Text Data

Text is arguably the most ubiquitous non-numeric modality of data. Most of the data on the internet is text. Text data generally exists as a collection of documents called corpus, where each document is one or more sentences.

Bag of Words

Text data can be encoded into a number of different numeric representations. The most common is the Bag-of-Words (BoW) representation, which is closely related with One-Hot Encoding.

In the BoW representation, each row represents a document and each column represents a word in the vocabulary. The vocabulary is the list of all unique words in the corpus. The corpus is the collection of all the documents. A document is a sequence of words. The value in the cell at \(i\)th row and \(j\)th column represents the number of times the word \(j\) appears in document \(i\).

Creating a Bag of Words representation for a corpus generally entails the following steps:

Tokenization: Split each document into a sequence of tokens (words).
Create Vocabulary: Create a list of all unique tokens (words) for all documents in the corpus. Often words are normalized by converting all words to lowercase and removing punctuation.
Create Document Vectors: Create a vector for each document in the corpus. The vector is the same length as the vocabulary.

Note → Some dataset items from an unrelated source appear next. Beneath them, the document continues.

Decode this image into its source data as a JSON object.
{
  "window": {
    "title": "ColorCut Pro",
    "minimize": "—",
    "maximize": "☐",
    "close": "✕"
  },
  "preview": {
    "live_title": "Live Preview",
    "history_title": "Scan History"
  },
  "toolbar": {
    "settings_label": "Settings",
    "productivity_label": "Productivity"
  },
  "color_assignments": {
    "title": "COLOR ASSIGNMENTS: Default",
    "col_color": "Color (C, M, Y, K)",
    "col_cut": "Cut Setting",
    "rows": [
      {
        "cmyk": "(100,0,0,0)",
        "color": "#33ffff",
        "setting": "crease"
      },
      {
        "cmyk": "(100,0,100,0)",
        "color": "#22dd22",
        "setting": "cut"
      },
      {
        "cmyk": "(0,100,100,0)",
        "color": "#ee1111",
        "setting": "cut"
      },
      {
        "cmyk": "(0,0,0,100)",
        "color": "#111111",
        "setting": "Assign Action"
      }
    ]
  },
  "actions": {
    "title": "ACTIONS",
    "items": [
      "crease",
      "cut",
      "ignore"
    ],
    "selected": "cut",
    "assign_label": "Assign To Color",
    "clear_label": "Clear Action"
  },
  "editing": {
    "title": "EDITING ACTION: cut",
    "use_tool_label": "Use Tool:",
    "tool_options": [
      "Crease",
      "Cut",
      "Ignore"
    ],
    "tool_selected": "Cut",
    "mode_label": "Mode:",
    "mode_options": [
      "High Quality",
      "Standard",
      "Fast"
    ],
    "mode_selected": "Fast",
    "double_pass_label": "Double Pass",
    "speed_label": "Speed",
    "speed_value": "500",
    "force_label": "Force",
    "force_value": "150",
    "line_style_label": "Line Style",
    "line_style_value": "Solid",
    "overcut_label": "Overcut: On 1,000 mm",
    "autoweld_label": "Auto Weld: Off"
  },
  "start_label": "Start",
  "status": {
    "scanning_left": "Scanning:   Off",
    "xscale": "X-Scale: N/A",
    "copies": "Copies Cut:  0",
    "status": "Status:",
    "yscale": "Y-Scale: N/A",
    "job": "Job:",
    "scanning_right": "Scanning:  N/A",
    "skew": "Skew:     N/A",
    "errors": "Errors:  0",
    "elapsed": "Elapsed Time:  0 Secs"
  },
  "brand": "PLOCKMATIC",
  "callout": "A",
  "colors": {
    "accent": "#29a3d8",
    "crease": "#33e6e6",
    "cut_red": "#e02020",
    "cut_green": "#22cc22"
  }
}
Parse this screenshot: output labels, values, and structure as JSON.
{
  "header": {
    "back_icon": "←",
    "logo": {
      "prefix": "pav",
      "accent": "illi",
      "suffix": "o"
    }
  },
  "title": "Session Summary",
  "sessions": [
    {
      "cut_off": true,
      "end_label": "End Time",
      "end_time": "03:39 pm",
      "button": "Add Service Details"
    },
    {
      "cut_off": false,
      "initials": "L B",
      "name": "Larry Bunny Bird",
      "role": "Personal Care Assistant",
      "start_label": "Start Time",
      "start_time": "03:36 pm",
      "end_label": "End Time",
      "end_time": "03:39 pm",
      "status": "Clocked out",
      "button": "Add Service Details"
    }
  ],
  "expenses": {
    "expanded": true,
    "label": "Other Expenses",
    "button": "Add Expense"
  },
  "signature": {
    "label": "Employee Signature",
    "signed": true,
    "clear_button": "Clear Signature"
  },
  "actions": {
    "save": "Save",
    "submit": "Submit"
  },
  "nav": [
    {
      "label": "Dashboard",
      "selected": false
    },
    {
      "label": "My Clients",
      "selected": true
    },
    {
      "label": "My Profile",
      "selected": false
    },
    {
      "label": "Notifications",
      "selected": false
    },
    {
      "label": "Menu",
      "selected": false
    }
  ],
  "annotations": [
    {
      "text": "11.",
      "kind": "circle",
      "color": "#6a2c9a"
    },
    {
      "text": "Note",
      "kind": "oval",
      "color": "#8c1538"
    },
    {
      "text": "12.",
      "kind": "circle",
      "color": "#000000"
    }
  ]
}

The value in each cell of the vector is the number of times the word in the corresponding column appears in the document.
Create Document-Term Matrix: Create a 2D array where each row represents a document and each column represents a word in the vocabulary. The value in the cell at \(i\)th row and \(j\)th column represents the number of times the word \(j\) appears in document \(i\).

The image below shows a bag-of-words representation of a corpus of two documents. The vocabulary is the list of words on the left. The corpus is the 2D array of numbers on the right.

import pandas as pd 

data = pd.read_csv('https://raw.githubusercontent.com/fahadsultan/csc272/main/data/chat_dataset.csv')

data.head()

	message	sentiment
0	I really enjoyed the movie	positive
1	The food was terrible	negative
2	I'm not sure how I feel about this	neutral
3	The service was excellent	positive
4	I had a bad experience	negative

# 1. Tokenization: Concatenate all messages into a single string and convert to lowercase and then split into words
tokens = (' '.join(data['message'].values)).lower().split()

# 2. Vocabulary: Create a list of UNIQUE words in the dataset
vocab = list(set(tokens))

# 4. Create an empty DataFrame with columns as the words in the vocab
bow = pd.DataFrame(columns=vocab)

# Go through each word in the vocab
for word in vocab: 

    # 3. For each message, count the number of times the word appears
    bow[word] = data['message'].apply(lambda msg: msg.count(word))

bow.head()

	i	really	enjoyed	the	movie	the	food	was	terrible	...	ex	is	i	feel
0	1	1	1	1	1	1	0	0	0	...	0	0	1	0
1	1	0	0	0	0	0	1	1	1	...	0	0	1	0
2	1	0	0	0	0	0	0	0	0	...	0	1	1	1
3	1	0	0	0	0	0	0	1	0	...	1	0	1	0
4	1	0	0	0	0	0	0	0	0	...	1	0	1	0

5 rows × 4291 columns

CountVectorizer

In practice, the Bag-of-Words representation is created using libraries such as scikit-learn.

The CountVectorizer class in scikit-learn can be used to create a Bag-of-Words representation of a corpus.

In the code below, we create a corpus of two documents. We then create an instance of the CountVectorizer class and use it to fit and transform the corpus into a Bag-of-Words representation. The resulting Bag-of-Words representation is a sparse matrix, which we convert to a dense array using the toarray() method. Finally, we print the vocabulary and the Bag-of-Words representation.


from sklearn.feature_extraction.text import CountVectorizer
corpus = [
    'This is the first document.',
    'This document is the second document.'
]

# Initialize the CountVectorizer
vectorizer = CountVectorizer()

# Fit and transform the corpus to create the bag-of-words representation
X = vectorizer.fit_transform(corpus)


# View the feature names and the resulting array
print(vectorizer.get_feature_names_out()) 

# View the resulting array
print(X.toarray())

Note that count vectorizer automatically converts all words to lowercase and removes punctuation.

It is also more efficient than creating the Bag-of-Words representation manually, as it uses sparse matrices to store the data. Sparse matrices only store the non-zero values, which saves memory and computation time.